Com curadoria de Thomas Krens, a exposição abrange mais de 120 anos, começando em 1400, e tem mais de cem obras. Há trabalhos de Giovanni Belline, Donatello, Albretch Durer, Jan Gossaert, Antonio Pollaiuolo e Ticiano, incluindo pinturas, esculturas, desenhos (entre eles, estudos anatômicos de Leonardo) e gravuras. A mostra também põe um foco especial em artistas franceses, que produziram uma espécie de história oculta do nu em ilustrações de livros religiosos, com imagens destinadas à contemplação e deleite privados e nem sempre incorporadas à compreensão mais ampla do nu durante esse período. 

Duas amplas tendências norteiam a emergência do nu como tema. Havia a Renascença, comumente entendida como um novo despertar das energias intelectuais que estimularam os artistas a uma observação mais minuciosa do mundo, inclusive do corpo humano. Mas havia também um impulso religioso – em busca de uma cristandade mais pessoal, mística e intensa, que com frequência assumia forma visual. O desejo de se extasiar com temas religiosos, consumir sua substância visual, levou a representações mais sensuais de figuras religiosas chave, incluindo, na França, Betsabá, que Davi viu banhando-se. O mercado de livros religiosos e de oração, geralmente encomendados por pessoas ricas, inspirou artistas a buscar novas representações e ousados refinamentos para as preciosas pinturas miniaturizadas desses livros. Em alguns casos, os artistas seguiam diretamente o gosto sexual dos aristocratas para os quais os livros eram feitos. O duque de Berry, por exemplo, que encomendou uma pintura de jovens penitentes religiosos se autoflagelando, gostava de homens da classe trabalhadora e de garotas jovens. 

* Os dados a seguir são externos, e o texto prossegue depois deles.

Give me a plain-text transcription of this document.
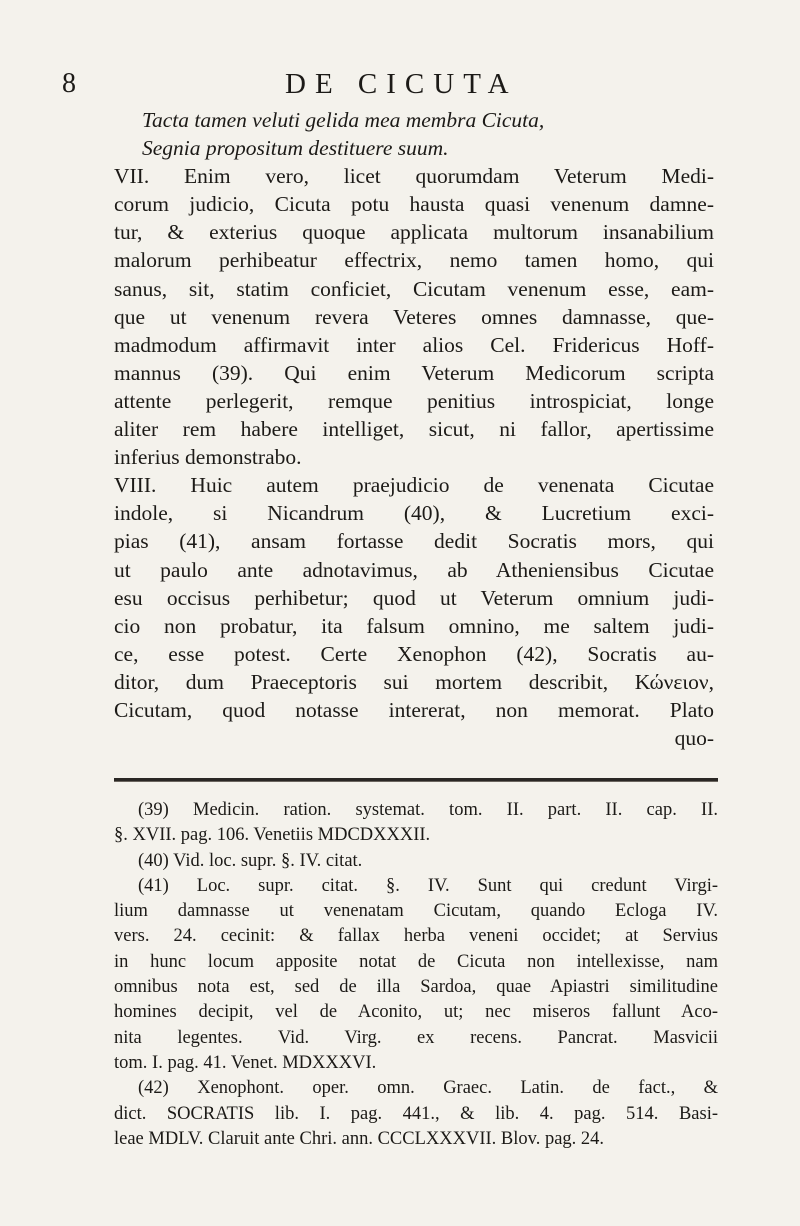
8	DE CICUTA
Tacta tamen veluti gelida mea membra Cicuta,
Segnia propositum destituere suum.
VII. Enim vero, licet quorumdam Veterum Medi-
corum judicio, Cicuta potu hausta quasi venenum damne-
tur, & exterius quoque applicata multorum insanabilium
malorum perhibeatur effectrix, nemo tamen homo, qui
sanus, sit, statim conficiet, Cicutam venenum esse, eam-
que ut venenum revera Veteres omnes damnasse, que-
madmodum affirmavit inter alios Cel. Fridericus Hoff-
mannus (39). Qui enim Veterum Medicorum scripta
attente perlegerit, remque penitius introspiciat, longe
aliter rem habere intelliget, sicut, ni fallor, apertissime
inferius demonstrabo.
VIII. Huic autem praejudicio de venenata Cicutae
indole, si Nicandrum (40), & Lucretium exci-
pias (41), ansam fortasse dedit Socratis mors, qui
ut paulo ante adnotavimus, ab Atheniensibus Cicutae
esu occisus perhibetur; quod ut Veterum omnium judi-
cio non probatur, ita falsum omnino, me saltem judi-
ce, esse potest. Certe Xenophon (42), Socratis au-
ditor, dum Praeceptoris sui mortem describit, Κώνειον,
Cicutam, quod notasse intererat, non memorat. Plato
quo-
(39) Medicin. ration. systemat. tom. II. part. II. cap. II.
§. XVII. pag. 106. Venetiis MDCDXXXII.
(40) Vid. loc. supr. §. IV. citat.
(41) Loc. supr. citat. §. IV. Sunt qui credunt Virgi-
lium damnasse ut venenatam Cicutam, quando Ecloga IV.
vers. 24. cecinit: & fallax herba veneni occidet; at Servius
in hunc locum apposite notat de Cicuta non intellexisse, nam
omnibus nota est, sed de illa Sardoa, quae Apiastri similitudine
homines decipit, vel de Aconito, ut; nec miseros fallunt Aco-
nita legentes. Vid. Virg. ex recens. Pancrat. Masvicii
tom. I. pag. 41. Venet. MDXXXVI.
(42) Xenophont. oper. omn. Graec. Latin. de fact., &
dict. SOCRATIS lib. I. pag. 441., & lib. 4. pag. 514. Basi-
leae MDLV. Claruit ante Chri. ann. CCCLXXXVII. Blov. pag. 24.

Diferentes entendimentos do que era permitido e do que era impróprio também influenciaram o desenvolvimento da forma nua. Na Itália do início do século 15, imagens de São Sebastião nu tiveram grande destaque, em parte porque não era apropriado desenhar mulheres a partir de modelos nus. Um desenho de figuras femininas de Pisanello, provavelmente de meados dos anos 1420 ou início dos 1430, pode ou não ter sido feito a partir de modelos femininos reais, como muitos acreditam; se foi, porém, é um dos primeiros desenhos dessa categoria. Mais curioso é um esboço de autoria de Fra Bartolomeo, que contornou o problema de desenhar mulheres nuas usando um manequim como modelo para a Virgem Maria. A Virgem é mostrada na pose tradicional, abraçando o corpo do Cristo morto, mas ela tem a parte superior do corpo e os braços musculosos de um homem. 

Forças puramente artísticas também nortearam as novas imagens. A tendência ao virtuosismo, a refinar trabalhos anteriores, pode explicar o discreto surrealismo da Batalha dos Dez Homens Nus, de Pollaiuolo, gravura que teve grande influência na Europa. Ela mostra um combate brutal entre dez guerreiros despidos com espadas, flechas, machados e adagas. O contexto desse banho de sangue nunca foi explicado. A motivação pode ter sido simplesmente mostrar habilidade em desenhar a figura masculina em diferentes poses.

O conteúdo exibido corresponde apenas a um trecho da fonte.